I am aware that during addition/subtraction in the accumulator, if a 9-bit value is resulted the carry bit is set, but what if this is used:
mov A,-200
-200 is a 9-bit value in 2's compliment form. what's going to happen if I move it to accumulator? Is the extra bit going to drop off or go set the carry?
A is an 8-bit register.
But -200 is not an eight-bit value. When clipped to 8 bits, it's the value 56 - and 56 is well within range.
In this case, an assembler could decide to convert -200 to +56. Or it could decide to produce a warning/error that -200 doesn't make sense in an 8-bit assign.
The first place that you must always look for a question like that is the Manual for the tool in question.
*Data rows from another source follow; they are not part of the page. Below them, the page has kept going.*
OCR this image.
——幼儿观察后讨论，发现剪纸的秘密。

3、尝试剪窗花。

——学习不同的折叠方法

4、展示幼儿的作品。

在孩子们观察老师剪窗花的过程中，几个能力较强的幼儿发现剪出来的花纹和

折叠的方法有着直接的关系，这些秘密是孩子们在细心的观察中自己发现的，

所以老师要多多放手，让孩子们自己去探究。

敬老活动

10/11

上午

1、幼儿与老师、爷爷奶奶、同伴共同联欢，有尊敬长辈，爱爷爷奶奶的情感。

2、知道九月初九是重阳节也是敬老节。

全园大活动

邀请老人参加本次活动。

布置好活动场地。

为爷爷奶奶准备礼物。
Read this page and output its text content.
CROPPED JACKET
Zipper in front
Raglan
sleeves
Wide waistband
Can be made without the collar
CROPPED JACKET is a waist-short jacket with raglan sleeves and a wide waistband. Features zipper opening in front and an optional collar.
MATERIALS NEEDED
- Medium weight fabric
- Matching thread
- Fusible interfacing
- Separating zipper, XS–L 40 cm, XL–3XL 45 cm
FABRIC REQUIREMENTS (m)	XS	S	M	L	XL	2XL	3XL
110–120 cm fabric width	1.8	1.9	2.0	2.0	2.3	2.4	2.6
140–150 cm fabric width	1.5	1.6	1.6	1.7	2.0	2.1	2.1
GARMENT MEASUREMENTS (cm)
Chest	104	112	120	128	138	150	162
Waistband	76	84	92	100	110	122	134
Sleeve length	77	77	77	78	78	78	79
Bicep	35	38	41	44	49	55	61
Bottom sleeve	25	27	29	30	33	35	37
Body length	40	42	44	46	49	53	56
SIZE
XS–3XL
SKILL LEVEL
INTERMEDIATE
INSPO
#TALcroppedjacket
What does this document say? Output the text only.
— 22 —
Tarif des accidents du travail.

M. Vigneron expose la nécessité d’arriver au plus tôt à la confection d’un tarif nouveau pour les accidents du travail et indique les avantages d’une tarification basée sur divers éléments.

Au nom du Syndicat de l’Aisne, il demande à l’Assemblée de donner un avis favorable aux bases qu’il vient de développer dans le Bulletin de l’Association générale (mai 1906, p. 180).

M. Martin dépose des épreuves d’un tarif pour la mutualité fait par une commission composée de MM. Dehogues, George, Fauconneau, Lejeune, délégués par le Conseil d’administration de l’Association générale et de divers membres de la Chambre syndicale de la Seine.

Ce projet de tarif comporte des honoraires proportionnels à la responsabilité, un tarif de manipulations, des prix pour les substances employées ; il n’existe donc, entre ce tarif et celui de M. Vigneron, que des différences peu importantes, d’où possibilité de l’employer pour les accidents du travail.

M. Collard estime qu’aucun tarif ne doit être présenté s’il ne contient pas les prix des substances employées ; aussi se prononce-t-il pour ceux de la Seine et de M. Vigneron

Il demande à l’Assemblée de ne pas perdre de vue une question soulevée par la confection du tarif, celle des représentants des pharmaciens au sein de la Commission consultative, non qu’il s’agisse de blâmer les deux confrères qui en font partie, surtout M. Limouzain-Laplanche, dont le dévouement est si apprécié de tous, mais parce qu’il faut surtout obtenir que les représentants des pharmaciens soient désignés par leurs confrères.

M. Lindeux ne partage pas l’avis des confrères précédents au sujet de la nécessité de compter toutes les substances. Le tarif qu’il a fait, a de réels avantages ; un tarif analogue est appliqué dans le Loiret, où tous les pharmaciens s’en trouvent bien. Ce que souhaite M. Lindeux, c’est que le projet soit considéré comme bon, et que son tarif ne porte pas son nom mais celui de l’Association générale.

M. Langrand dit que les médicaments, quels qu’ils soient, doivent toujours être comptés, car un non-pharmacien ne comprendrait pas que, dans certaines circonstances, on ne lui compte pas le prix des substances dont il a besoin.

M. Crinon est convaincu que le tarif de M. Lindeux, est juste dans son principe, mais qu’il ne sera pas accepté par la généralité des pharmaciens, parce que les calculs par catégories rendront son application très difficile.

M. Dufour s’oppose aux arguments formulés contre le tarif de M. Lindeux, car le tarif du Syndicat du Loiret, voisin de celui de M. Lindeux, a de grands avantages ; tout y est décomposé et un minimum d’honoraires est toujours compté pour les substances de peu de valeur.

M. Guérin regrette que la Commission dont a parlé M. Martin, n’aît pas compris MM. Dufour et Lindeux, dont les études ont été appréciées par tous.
Keil's assembler manual is here: http://www.keil.com/support/man/docs/a51
And the specific page about instructions is here: http://www.keil.com/support/man/docs/a51/a51_wp_instructions.htm
Linking to: http://www.keil.com/support/man/docs/is51/is51_overview.htm
The MOV instruction is described here: http://www.keil.com/support/man/docs/is51/is51_mov.htm
As Per says, the immediate operand is 8 bits - there is no MOV instruction which takes a 9-bit immediate operand!
Or, to be pedantic,
there is no MOV instruction with an 8-bit target which takes a 9-bit immediate operand!
I can think of no 8051 instruction that takes a 9-bit immediate operand.
MOV DPTR, #immediate
Takes a 16-bit immediate operand - so it could accommodate a 9-bit value.
But you're right - there's nothing that takes an actual 9-bit operand.